The content of this blog is my personal opinion only. Although I am an employee - currently of Nvidia, in the past of other companies such as Iagination Technologies, MIPS, Intellectual Ventures, Intel, AMD, Motorola, and Gould - I reveal this only so that the reader may account for any possible bias I may have towards my employer's products. The statements I make here in no way represent my employer's position, nor am I authorized to speak on behalf of my employer. In fact, this posting may not even represent my personal opinion, since occasionally I play devil's advocate.

See http://docs.google.com/View?id=dcxddbtr_23cg5thdfj for photo credits.

Sunday, December 28, 2008

One of those days: PhoneTools, Mozy

This has been one of those days. Well, afternoon and evening.

My goal was to write and run my first Java applications on my phone - the Motorola Ming A1200 a friend had loaned/given me.

Lots of time spent downloading various SDKs and REs and .PDF manuals from Motorola and Sun. Apparently Java is not like Perl's CPAN: you can't just download one module, and have it pull all the rest of the modukes it requires. No, you have to download them one at a time.
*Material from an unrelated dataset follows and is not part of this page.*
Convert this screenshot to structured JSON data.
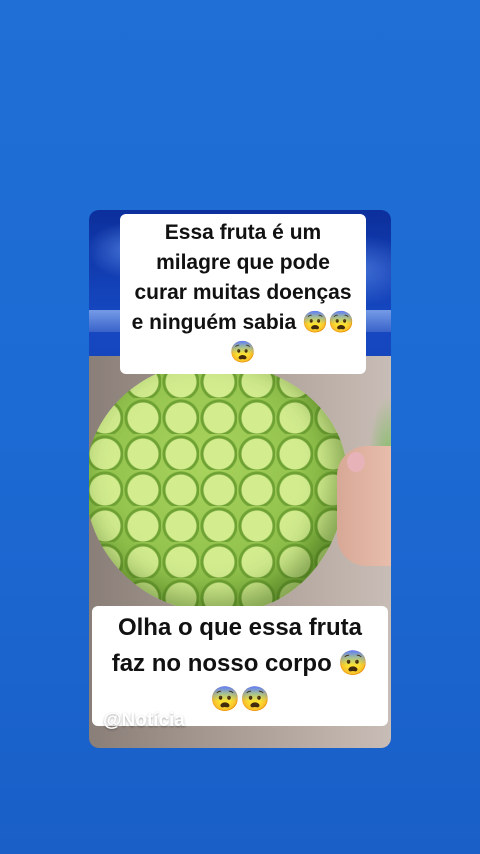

Along the way had to install Motorola's USB Driver. I hoped that this would allow me to look at the cell phones files without using Motorola's phone tools, which I hate. Yes and no: the phone appears to be a mass storage device, but try as I might I can't find the files. Thew directory structure appears to be empty.

So, it looks like I will have to install Motorola Phone Tools. Did I mention that I hate Motorola Phone Tools? They are a cobbled together user interface for synchronization. They have their own file copy GUI. In the past, I much prefer to just access the files directly. But since I can't figure out how to do so...

But where is my copy of PhoneTools? Google Desktop can't find it on the laptop I am using. Was it on the laptop whose disk I reformatted a while back? ... Gosh darn, not only do I hate PhoneTools, but I have already purchased it twice, once with a physical CD, once just as a download. But I can't find either, so I purchase the download again...

Perhaps I left it on my Teraserver? But I haven't used my Teraserver since my upstairs Comcast cable modem failed - since it needs to be close enough to the WLAN router. It's not worth moving the machine around.

Although, as Murphy would have it, when I have paid and am downloading, *that* is when I find the existing copy. Apparently Google desktop was not indexing plain old directory names.

Determined not to let this happen again, I try to burn a CD. Nope, can't... for some reason this PC can't burn a CD. I suspect because it is my work PC, and IT may have disabled.

Hmmm.... if I can't use my Teraserver as my "permanent" storage, at least not until I rearrange networking, or at least get the upstairs Comcast tap fixed, perhaps I should store such paid-for files on some web based storage.

Google Docs? No, restricted file types and sizes. the Google mail filesystem? No, restricted size.

How about one of those services like Xdisk or Mozy?

AOL is closing down Xdisk - nice of them to allow folks to offload their data as a .ZIP file.

I start installing Mozy, but then realize that it is trying to backup large parts of my PC, not just the single file I want. So I hit cancel... What is it about "backup" tools like Connected and Mozy, that they can;t behave well to a cancel button? Eventually I had to reboot.

I considered uploading PhonTools.ZIP to Geocities, but I wonder of I would be accused of illegal file sharing. Geocitis allows uploads, and has the space, but doesn't provide a way to make things private.



TANSTAAFL: there appears to be no such thing as free web storage.

But it sure would be nice. I am becoming more and more web centered.

Make sure that you have an exit strategy, a way to recover your data, before becoming dependent on something like Xdisk or Mozy. Or, for that matter, Yahoo Mail, Geocities, or Google Docs or Mail. Yesterday I realized that I could not manage stale yahoo mail en masse. I don't have the faintest idea as to how hard this will be if ever Google Docs or Google Mail evaporates. t least Google Mail allows POP and IMAP>

Perhaps the real moral should be that I should own all of my storage, and that my storage should be on the web. But I grew so tired of managing my own web exposed servers. I want to pay somebody lse for the privilege of applying all of the urgent patches.